Posted 27 January 2013 - 08:52 PM

right now the Jack Dempsey cant tolerate the cooler waters away from the warm springs in the winter.....but I wonder how many generations of fish it will take before they can gradually build up a resistance to that cooler water; or if that's even possible in a recordable amount of time

Edited by wargreen, 27 January 2013 - 08:53 PM.

#12 Guest_GoFisch_*

  • Guests

Posted 30 January 2013 - 02:37 PM

Interesting. I live within an hours drive of the Fall River and am not surpised by the possibility of tropical or semi-tropical fish surviving in a hot spring fed stream like this one. It is a very weedy and shallow stream running mostly through the town of Hot Springs. It keeps a pretty constant temp, even in winter. To my knowedge, it seems to be too warm for trout, smallmouth bass or possibly most other native or stocked fish found in our area. I think the lack of competition or predation is what allowed this fish to take hold. Last time I visited Hot Springs, I also noticed several large goldfish below a bridge in town (not tropical of course, but it gives you an idea of what happens to many unwanted pets). I don't think there is any risk of these fish surviving in the Cheyenne River which the Fall River runs into. It freezes over most years.

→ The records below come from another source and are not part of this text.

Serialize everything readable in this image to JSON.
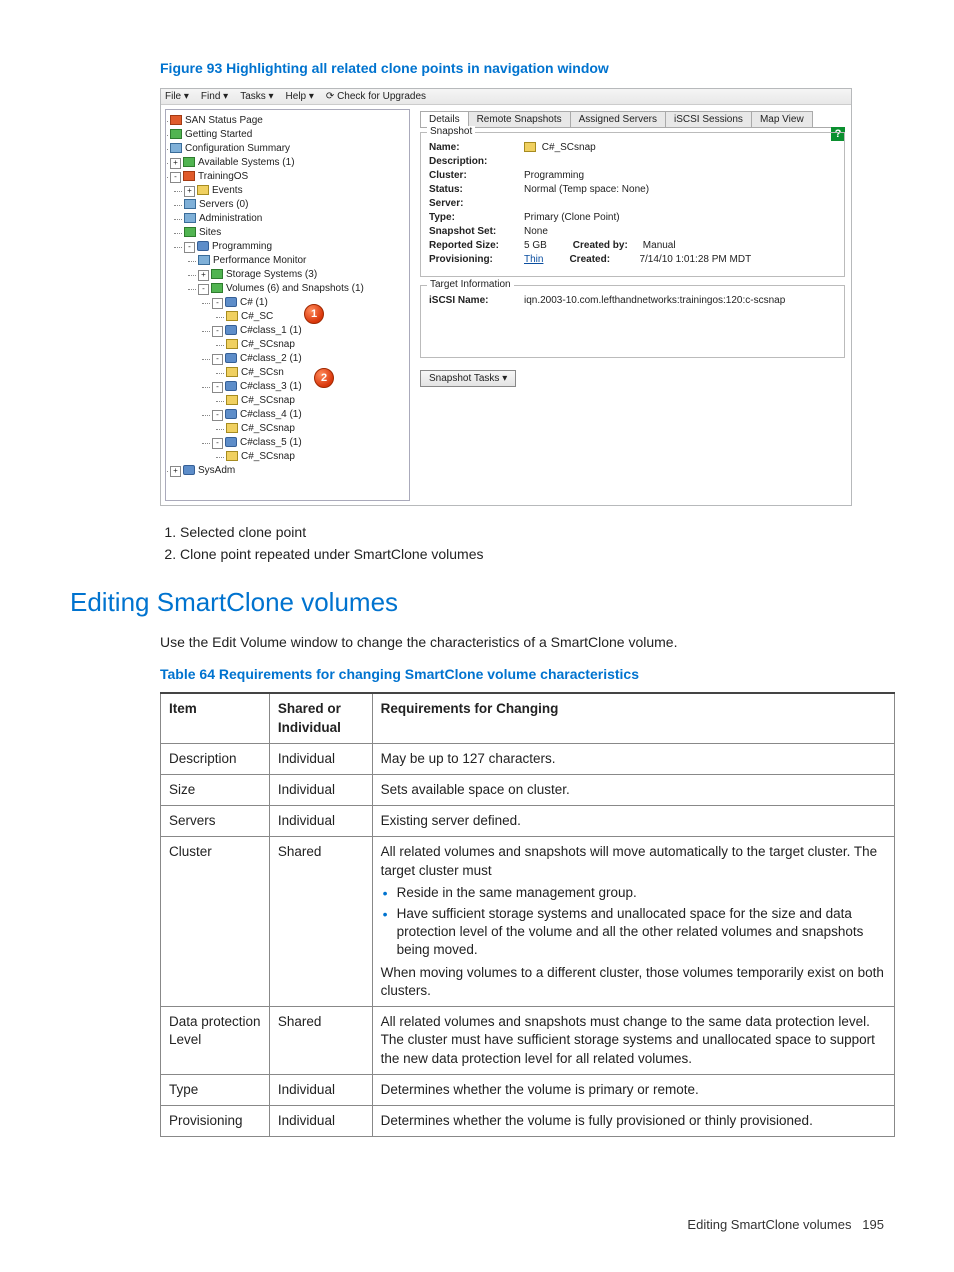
{
  "figure": {
    "title": "Figure 93 Highlighting all related clone points in navigation window",
    "menubar": [
      "File ▾",
      "Find ▾",
      "Tasks ▾",
      "Help ▾",
      "⟳ Check for Upgrades"
    ],
    "tree": {
      "san_status": "SAN Status Page",
      "getting_started": "Getting Started",
      "config_summary": "Configuration Summary",
      "avail_systems": "Available Systems (1)",
      "training": "TrainingOS",
      "events": "Events",
      "servers": "Servers (0)",
      "administration": "Administration",
      "sites": "Sites",
      "programming": "Programming",
      "perf_monitor": "Performance Monitor",
      "storage_systems": "Storage Systems (3)",
      "volumes": "Volumes (6) and Snapshots (1)",
      "c1": "C# (1)",
      "c1s": "C#_SC",
      "cc1": "C#class_1 (1)",
      "scsnap": "C#_SCsnap",
      "cc2": "C#class_2 (1)",
      "scsn": "C#_SCsn",
      "cc3": "C#class_3 (1)",
      "cc4": "C#class_4 (1)",
      "cc5": "C#class_5 (1)",
      "sysadm": "SysAdm"
    },
    "tabs": [
      "Details",
      "Remote Snapshots",
      "Assigned Servers",
      "iSCSI Sessions",
      "Map View"
    ],
    "snapshot_legend": "Snapshot",
    "target_legend": "Target Information",
    "snapshot": {
      "name_k": "Name:",
      "name_v": "C#_SCsnap",
      "desc_k": "Description:",
      "desc_v": "",
      "cluster_k": "Cluster:",
      "cluster_v": "Programming",
      "status_k": "Status:",
      "status_v": "Normal (Temp space: None)",
      "server_k": "Server:",
      "server_v": "",
      "type_k": "Type:",
      "type_v": "Primary (Clone Point)",
      "set_k": "Snapshot Set:",
      "set_v": "None",
      "rsize_k": "Reported Size:",
      "rsize_v": "5 GB",
      "cby_k": "Created by:",
      "cby_v": "Manual",
      "prov_k": "Provisioning:",
      "prov_v": "Thin",
      "created_k": "Created:",
      "created_v": "7/14/10 1:01:28 PM MDT"
    },
    "target": {
      "iscsi_k": "iSCSI Name:",
      "iscsi_v": "iqn.2003-10.com.lefthandnetworks:trainingos:120:c-scsnap"
    },
    "snapshot_tasks_btn": "Snapshot Tasks ▾"
  },
  "notes": {
    "n1": "Selected clone point",
    "n2": "Clone point repeated under SmartClone volumes"
  },
  "section": {
    "heading": "Editing SmartClone volumes",
    "intro": "Use the Edit Volume window to change the characteristics of a SmartClone volume."
  },
  "table": {
    "title": "Table 64 Requirements for changing SmartClone volume characteristics",
    "head": {
      "c1": "Item",
      "c2": "Shared or Individual",
      "c3": "Requirements for Changing"
    },
    "rows": {
      "r1": {
        "c1": "Description",
        "c2": "Individual",
        "c3": "May be up to 127 characters."
      },
      "r2": {
        "c1": "Size",
        "c2": "Individual",
        "c3": "Sets available space on cluster."
      },
      "r3": {
        "c1": "Servers",
        "c2": "Individual",
        "c3": "Existing server defined."
      },
      "r4": {
        "c1": "Cluster",
        "c2": "Shared",
        "intro": "All related volumes and snapshots will move automatically to the target cluster. The target cluster must",
        "b1": "Reside in the same management group.",
        "b2": "Have sufficient storage systems and unallocated space for the size and data protection level of the volume and all the other related volumes and snapshots being moved.",
        "outro": "When moving volumes to a different cluster, those volumes temporarily exist on both clusters."
      },
      "r5": {
        "c1": "Data protection Level",
        "c2": "Shared",
        "c3": "All related volumes and snapshots must change to the same data protection level. The cluster must have sufficient storage systems and unallocated space to support the new data protection level for all related volumes."
      },
      "r6": {
        "c1": "Type",
        "c2": "Individual",
        "c3": "Determines whether the volume is primary or remote."
      },
      "r7": {
        "c1": "Provisioning",
        "c2": "Individual",
        "c3": "Determines whether the volume is fully provisioned or thinly provisioned."
      }
    }
  },
  "footer": {
    "text": "Editing SmartClone volumes",
    "page": "195"
  }
}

I have also heard from a state hatchery worker that a local man near Hot Springs has a hot spring fed pond in which he keeps tilapia. Hard to believe in a state where winter temps often hit 20 below zero.

Maybe I should take a collecting trip down there to see what sort of surprises I can find. Might be a miniature Amazon. :wink:

Edited by GoFisch, 30 January 2013 - 02:47 PM.

#13 Guest_NVCichlids_*

  • Guests

Posted 31 January 2013 - 12:02 PM

On a similar topic, There is Lake Columbia here in WI (portage area) that is a powerplant run off. That lake is known for having a population of piranha, I have seen a couple of oscars in there, and even seen one just outside of the "dam" where it flushes into the Wisconsin River. I highly doubt they can survive long in the Wisconsin River if they voyage very far away from that outlet, but I would also be afraid of what else might be in lake columbia that we aren't told about/don't catch.

BTW, I couldn't say that it is KNOWN for the piranha breeding population, but if you go there you most certainly stand a chance of catching one. It is claimed that they aren't breeding, but I have seen 3 fish from that lake, 2", 3.5" and a 5" fish. I assume they would be breeding. I haven't fished there in 10+ years, but I again assume that with a constant temp of 78 ish, it easily could sustain populations.

#14 Guest_fundulus_*

  • Guests

Posted 31 January 2013 - 12:40 PM

Are they real piranha, or pacu, that look very similar but are herbivores with very different teeth? I routinely encounter pacu sightings in the Tennessee River in 'bama.

#15 Guest_BenCantrell_*

  • Guests

Posted 31 January 2013 - 01:19 PM

There have been a few news articles about pacu, but they were believed to be all caught by now. I haven't been up to that lake yet, but I'd like to check it out. Sorry for the thread jack!

#16 Guest_NVCichlids_*

  • Guests

Posted 31 January 2013 - 03:03 PM

I have seen real pirnaha. It makes sense that in news articles they would say they are "pacu" to protect the public from getting scared/worried.